Rabatte, Preisnachlässe und Werbung hierfür sind nicht gestattet.

Apothekerabgabepreise, die in der Arzneimittelpreisverordnung geregelt sind, dürfen von den Apotheken weder nach oben noch nach unten korrigiert werden. Diese Preisbindungen verstoßen nicht gegen die Berufsausübungsfreiheit des Apothekers.

Verbindliche Apothekenabgabepreise von rezeptpflichtigen Medikamenten dienen dazu, die Bevölkerung flächendeckend und gleichmäßig mit Arzneimitteln zu versorgen und sollen einen undurchsichtigen Wettbewerb verhindern. Zudem stellen sie die Beratungsfunktion des Apothekers sicher und schützen den Erkrankten vor in seiner Situation unzumutbaren Preisvergleichen, weil der Wert von Arzneimitteln nicht wie bei anderen Waren vom Käufer eingeschätzt werden kann.
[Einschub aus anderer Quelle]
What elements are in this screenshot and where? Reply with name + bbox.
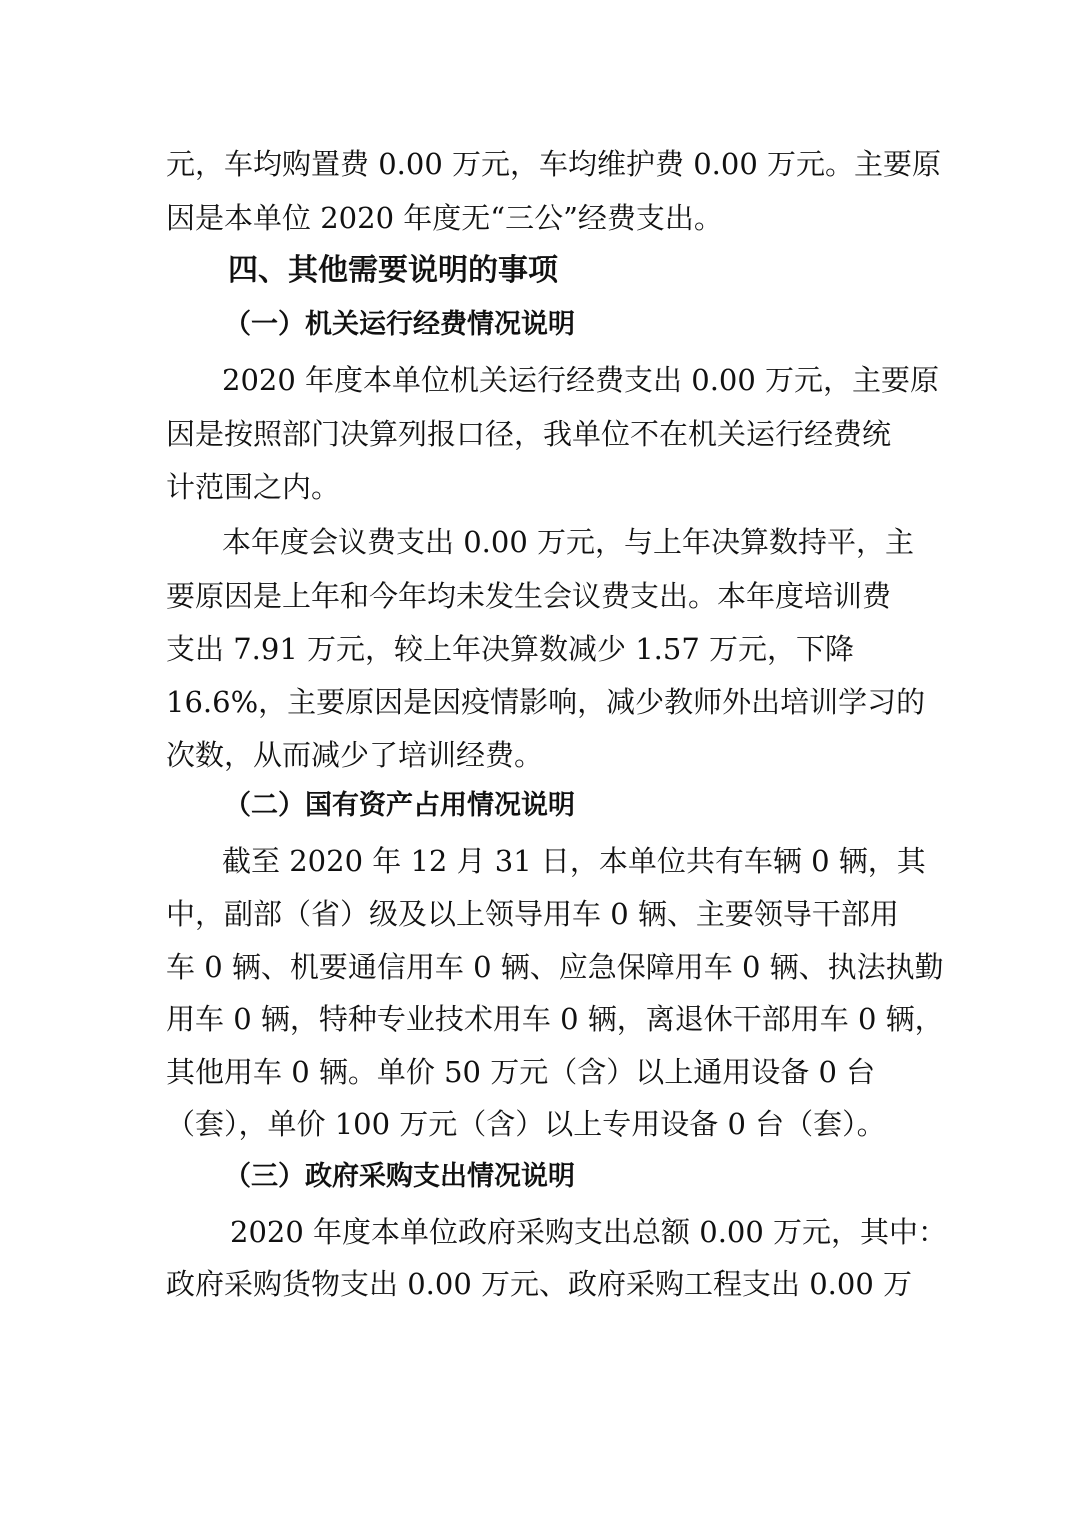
paragraph-line: 次数，从而减少了培训经费。 <box>166 738 544 772</box>
paragraph-line: 中，副部（省）级及以上领导用车 0 辆、主要领导干部用 <box>166 897 899 931</box>
subsection-heading: （三）政府采购支出情况说明 <box>224 1161 575 1192</box>
paragraph-line: 因是本单位 2020 年度无“三公”经费支出。 <box>166 201 723 235</box>
paragraph-line: 支出 7.91 万元，较上年决算数减少 1.57 万元，下降 <box>166 632 855 666</box>
paragraph-line: 16.6%，主要原因是因疫情影响，减少教师外出培训学习的 <box>166 685 926 719</box>
paragraph-line: 政府采购货物支出 0.00 万元、政府采购工程支出 0.00 万 <box>166 1267 913 1301</box>
subsection-heading: （一）机关运行经费情况说明 <box>224 309 575 340</box>
paragraph-line: 用车 0 辆，特种专业技术用车 0 辆，离退休干部用车 0 辆， <box>166 1002 944 1036</box>
paragraph-line: 要原因是上年和今年均未发生会议费支出。本年度培训费 <box>166 579 892 613</box>
section-heading: 四、其他需要说明的事项 <box>228 253 558 288</box>
paragraph-line: 车 0 辆、机要通信用车 0 辆、应急保障用车 0 辆、执法执勤 <box>166 950 944 984</box>
paragraph-line: 2020 年度本单位政府采购支出总额 0.00 万元，其中： <box>230 1215 948 1249</box>
subsection-heading: （二）国有资产占用情况说明 <box>224 790 575 821</box>
paragraph-line: 元，车均购置费 0.00 万元，车均维护费 0.00 万元。主要原 <box>166 147 942 181</box>
paragraph-line: 因是按照部门决算列报口径，我单位不在机关运行经费统 <box>166 417 892 451</box>
paragraph-line: 计范围之内。 <box>166 470 341 504</box>
paragraph-line: 其他用车 0 辆。单价 50 万元（含）以上通用设备 0 台 <box>166 1055 876 1089</box>
paragraph-line: （套），单价 100 万元（含）以上专用设备 0 台（套）。 <box>166 1107 886 1141</box>
paragraph-line: 截至 2020 年 12 月 31 日，本单位共有车辆 0 辆，其 <box>222 844 926 878</box>
paragraph-line: 2020 年度本单位机关运行经费支出 0.00 万元，主要原 <box>222 363 940 397</box>
paragraph-line: 本年度会议费支出 0.00 万元，与上年决算数持平，主 <box>222 525 915 559</box>
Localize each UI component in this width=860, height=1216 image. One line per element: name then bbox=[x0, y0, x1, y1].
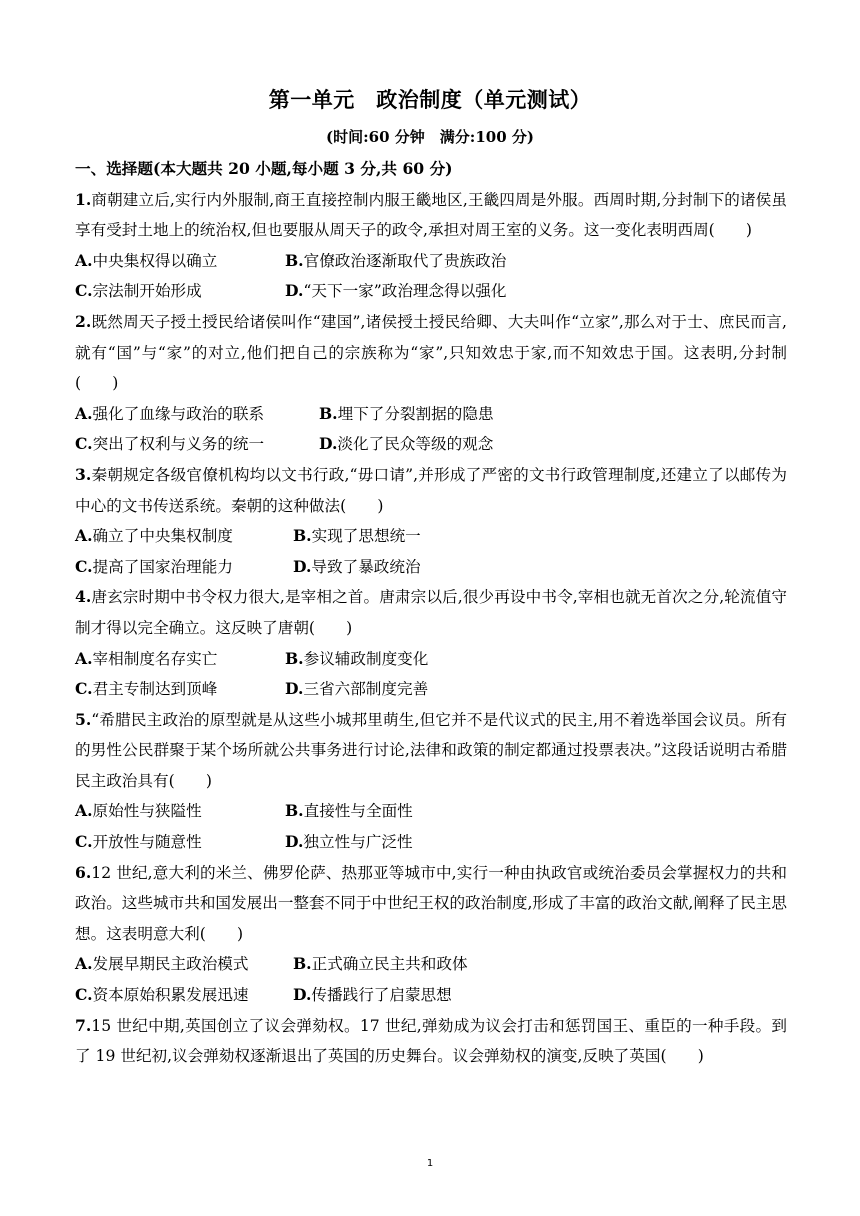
question-number: 1. bbox=[75, 189, 92, 209]
option-a[interactable]: A.宰相制度名存实亡 bbox=[75, 648, 218, 668]
option-d[interactable]: D.“天下一家”政治理念得以强化 bbox=[285, 281, 507, 301]
question-text: 商朝建立后,实行内外服制,商王直接控制内服王畿地区,王畿四周是外服。西周时期,分封制下的诸侯虽享有受封土地上的统治权,但也要服从周天子的政令,承担对周王室的义务。这一变化表明西周( ) bbox=[75, 190, 787, 240]
question-number: 2. bbox=[75, 311, 92, 331]
question-5 bbox=[75, 705, 787, 858]
option-row bbox=[75, 674, 787, 705]
option-b[interactable]: B.埋下了分裂割据的隐患 bbox=[319, 403, 494, 423]
question-stem bbox=[75, 582, 787, 643]
exam-content bbox=[75, 154, 787, 1072]
option-b[interactable]: B.官僚政治逐渐取代了贵族政治 bbox=[285, 250, 507, 270]
question-text: 唐玄宗时期中书令权力很大,是宰相之首。唐肃宗以后,很少再设中书令,宰相也就无首次之分,轮流值守制才得以完全确立。这反映了唐朝( ) bbox=[75, 588, 787, 637]
option-c[interactable]: C.资本原始积累发展迅速 bbox=[75, 985, 249, 1005]
question-text: 既然周天子授土授民给诸侯叫作“建国”,诸侯授土授民给卿、大夫叫作“立家”,那么对于士、庶民而言,就有“国”与“家”的对立,他们把自己的宗族称为“家”,只知效忠于家,而不知效忠于国。这表明,分封制( ) bbox=[75, 312, 787, 393]
question-number: 7. bbox=[75, 1015, 92, 1035]
option-c[interactable]: C.宗法制开始形成 bbox=[75, 281, 202, 301]
option-d[interactable]: D.导致了暴政统治 bbox=[293, 556, 421, 576]
question-text: “希腊民主政治的原型就是从这些小城邦里萌生,但它并不是代议式的民主,用不着选举国会议员。所有的男性公民群聚于某个场所就公共事务进行讨论,法律和政策的制定都通过投票表决。”这段话说明古希腊民主政治具有( ) bbox=[75, 710, 787, 790]
section-detail: (本大题共 20 小题,每小题 3 分,共 60 分) bbox=[152, 159, 453, 178]
exam-time-score: (时间:60 分钟 满分:100 分) bbox=[326, 128, 534, 146]
option-d[interactable]: D.淡化了民众等级的观念 bbox=[319, 434, 494, 454]
option-c[interactable]: C.突出了权利与义务的统一 bbox=[75, 434, 265, 454]
question-stem bbox=[75, 185, 787, 246]
option-d[interactable]: D.独立性与广泛性 bbox=[285, 832, 413, 852]
option-row bbox=[75, 399, 787, 430]
option-c[interactable]: C.君主专制达到顶峰 bbox=[75, 679, 218, 699]
option-d[interactable]: D.传播践行了启蒙思想 bbox=[293, 985, 452, 1005]
section-heading bbox=[75, 154, 787, 185]
option-d[interactable]: D.三省六部制度完善 bbox=[285, 679, 429, 699]
question-7 bbox=[75, 1011, 787, 1072]
question-2 bbox=[75, 307, 787, 460]
option-row bbox=[75, 276, 787, 307]
question-number: 4. bbox=[75, 587, 92, 607]
option-b[interactable]: B.参议辅政制度变化 bbox=[285, 648, 429, 668]
option-c[interactable]: C.开放性与随意性 bbox=[75, 832, 202, 852]
question-stem bbox=[75, 307, 787, 399]
option-b[interactable]: B.实现了思想统一 bbox=[293, 526, 421, 546]
question-4 bbox=[75, 582, 787, 704]
question-6 bbox=[75, 858, 787, 1011]
option-row bbox=[75, 521, 787, 552]
question-stem bbox=[75, 705, 787, 797]
option-row bbox=[75, 644, 787, 675]
question-text: 15 世纪中期,英国创立了议会弹劾权。17 世纪,弹劾成为议会打击和惩罚国王、重臣的一种手段。到了 19 世纪初,议会弹劾权逐渐退出了英国的历史舞台。议会弹劾权的演变,反映了英国( ) bbox=[75, 1016, 787, 1066]
option-c[interactable]: C.提高了国家治理能力 bbox=[75, 556, 233, 576]
question-number: 3. bbox=[75, 464, 92, 484]
option-a[interactable]: A.强化了血缘与政治的联系 bbox=[75, 403, 265, 423]
option-row bbox=[75, 980, 787, 1011]
option-a[interactable]: A.确立了中央集权制度 bbox=[75, 526, 233, 546]
question-3 bbox=[75, 460, 787, 582]
option-b[interactable]: B.直接性与全面性 bbox=[285, 801, 413, 821]
option-row bbox=[75, 827, 787, 858]
question-text: 秦朝规定各级官僚机构均以文书行政,“毋口请”,并形成了严密的文书行政管理制度,还建立了以邮传为中心的文书传送系统。秦朝的这种做法( ) bbox=[75, 465, 787, 515]
option-b[interactable]: B.正式确立民主共和政体 bbox=[293, 954, 468, 974]
question-number: 6. bbox=[75, 862, 92, 882]
question-text: 12 世纪,意大利的米兰、佛罗伦萨、热那亚等城市中,实行一种由执政官或统治委员会掌握权力的共和政治。这些城市共和国发展出一整套不同于中世纪王权的政治制度,形成了丰富的政治文献,阐释了民主思想。这表明意大利( ) bbox=[75, 863, 787, 943]
question-1 bbox=[75, 185, 787, 307]
option-row bbox=[75, 429, 787, 460]
option-row bbox=[75, 796, 787, 827]
question-stem bbox=[75, 460, 787, 521]
option-row bbox=[75, 949, 787, 980]
question-stem bbox=[75, 1011, 787, 1072]
option-row bbox=[75, 246, 787, 277]
question-stem bbox=[75, 858, 787, 950]
section-label: 一、选择题 bbox=[75, 160, 153, 178]
option-a[interactable]: A.中央集权得以确立 bbox=[75, 250, 218, 270]
question-number: 5. bbox=[75, 709, 92, 729]
option-a[interactable]: A.发展早期民主政治模式 bbox=[75, 954, 249, 974]
option-a[interactable]: A.原始性与狭隘性 bbox=[75, 801, 202, 821]
page-number: 1 bbox=[426, 1158, 434, 1169]
page-title: 第一单元 政治制度（单元测试） bbox=[268, 88, 592, 112]
option-row bbox=[75, 552, 787, 583]
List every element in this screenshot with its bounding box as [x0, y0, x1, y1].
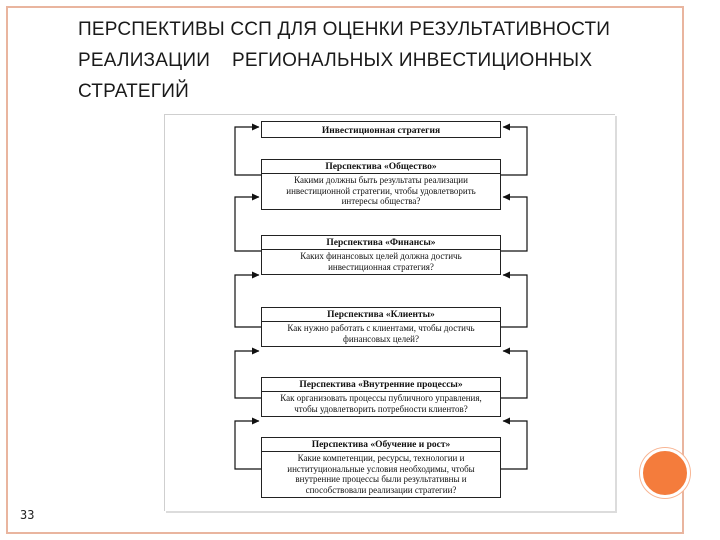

Wird der Vorteil nur bei der Einlösung eines Rezeptes gewährt, ist dies einem Versprechen gleichzusetzen, das bei der Rezepteinlösung erfüllt wird. Es handelt sich dann nicht mehr um ein selbständiges Geschenk oder eine nette Aufmerksamkeit der Apotheke.

Sachzugaben sind ein Verstoß gegen die Preisbindungsvorschriften. Dabei ist es unerheblich, ob diese weniger als 0,50 € wert sind. Eine Bagatellgrenze existiert nicht. Auch geringfügige Vorteile für den Kunden eröffnen einen Wettbewerb bei verschreibungspflichtigen oder preisgebundenen Medikamenten. Dies führt zu einer Beeinflussung des Patienten, der jedoch besonders geschützt werden muss. Die Gewährung von Vorteilen ist mit der bei der Preisbindung verbundenen Zielsetzung nicht vereinbar.
Dass die Praxis der Abgabe von Sachzugaben auch bei preisgebundenen Arzneimitteln lange nicht berufsrechtlich geahndet wurde, macht die Abgabe von kleinen Zugaben nicht automatisch zulässig. Die Ansicht über eine Rechtsfrage, die eine Interessenvertretung in einer Zeitschrift verbreitet, ist nicht rechtlich bindend.

Jede Vergünstigung für preisgebundene Arzneimittel ist demnach unzulässig. Die Preisbindungsvorschriften und die berufsrechtlichen Regelungen verstoßen dabei nicht gegen Europäisches Recht.

Ist die Abgabe geringwertiger Sachen nicht an den Erwerb eines preisgebundenen Arzneimittels gekoppelt, so bleiben Zuwendungen erlaubt. Das kann der Fall sein, wenn der Kunde Unannehmlichkeiten beim Erwerb des Arzneimittels hatte oder wenn es sich um nicht preisgebundene Arzneimittel handelt. Dann können Zugaben wie Luftballons, Cremes, Papiertaschentücher und andere Kleinigkeiten weiterhin abgegeben werden.